As posturas (asanas) tem um caráter psicofísico, considerando a relação

interdependente entre corpo e mente. Uma pessoa quando está com os ombros caídos,

olhar para baixo e a coluna curvada, transmite, através do seu corpo, estados mentais

correspondentes a tristeza, derrota, baixa auto estima e fraqueza. Se mudarmos a

posição do corpo, colocando-o numa postura aberta, alongada e fortalecermos este

corpo, o estado mental daquela pessoa mudará significativamente, passará de tristeza

para alegria e confiança.

O yoga considera que os asanas influenciam positivamente o sistema endócrino

e o sistema nervoso. Estes sistemas são responsáveis pela química do corpo que afeta as

emoções. Um sistema nervoso equilibrado mantém a fábrica de hormônios em harmonia

e contribui para o equilíbrio emocional.

Uma vez que o trabalho do ator é representar um espírito humano artisticamente,

com todas as suas emoções e conflitos, é importante que o ator tenha um treinamento

onde ele mantenha uma boa saúde do sistema nervoso e endócrino.

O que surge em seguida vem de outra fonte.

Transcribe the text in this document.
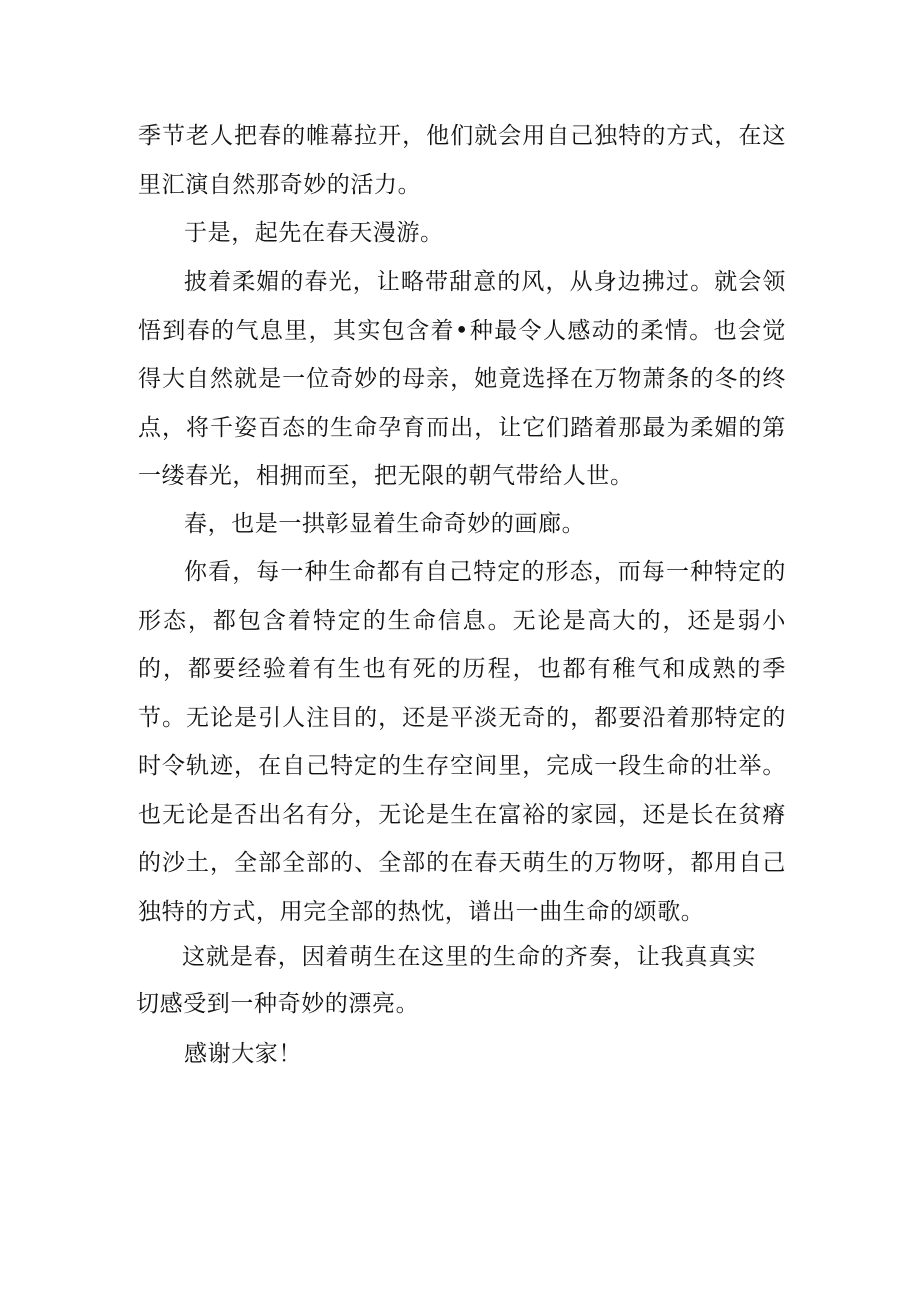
季节老人把春的帷幕拉开，他们就会用自己独特的方式，在这里汇演自然那奇妙的活力。

于是，起先在春天漫游。

披着柔媚的春光，让略带甜意的风，从身边拂过。就会领悟到春的气息里，其实包含着•种最令人感动的柔情。也会觉得大自然就是一位奇妙的母亲，她竟选择在万物萧条的冬的终点，将千姿百态的生命孕育而出，让它们踏着那最为柔媚的第一缕春光，相拥而至，把无限的朝气带给人世。

春，也是一拱彰显着生命奇妙的画廊。

你看，每一种生命都有自己特定的形态，而每一种特定的形态，都包含着特定的生命信息。无论是高大的，还是弱小的，都要经验着有生也有死的历程，也都有稚气和成熟的季节。无论是引人注目的，还是平淡无奇的，都要沿着那特定的时令轨迹，在自己特定的生存空间里，完成一段生命的壮举。也无论是否出名有分，无论是生在富裕的家园，还是长在贫瘠的沙土，全部全部的、全部的在春天萌生的万物呀，都用自己独特的方式，用完全部的热忱，谱出一曲生命的颂歌。

这就是春，因着萌生在这里的生命的齐奏，让我真真实切感受到一种奇妙的漂亮。

感谢大家！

Uma imagem mental (imaginação), que o ator utiliza para “ver” seu

personagem, produz uma alteração, em maior ou menor grau, nas sensações do corpo e

quanto mais eficiente estiver o corpo, melhor será a sua resposta ao processo criativo. O

corpo reage à mente e a mente estimula o corpo! Um violinista pode ser muito bom, o

melhor do mundo, mas se ele não tiver um bom violino completamente afinado, ele não

produzirá melodias agradáveis. O mesmo acontece com o ator. Ele pode ser muito

criativo, ter muita imaginação, mas se ele não conseguir traduzir o seu interior em

imagens físicas, de nada servirá ser criativo.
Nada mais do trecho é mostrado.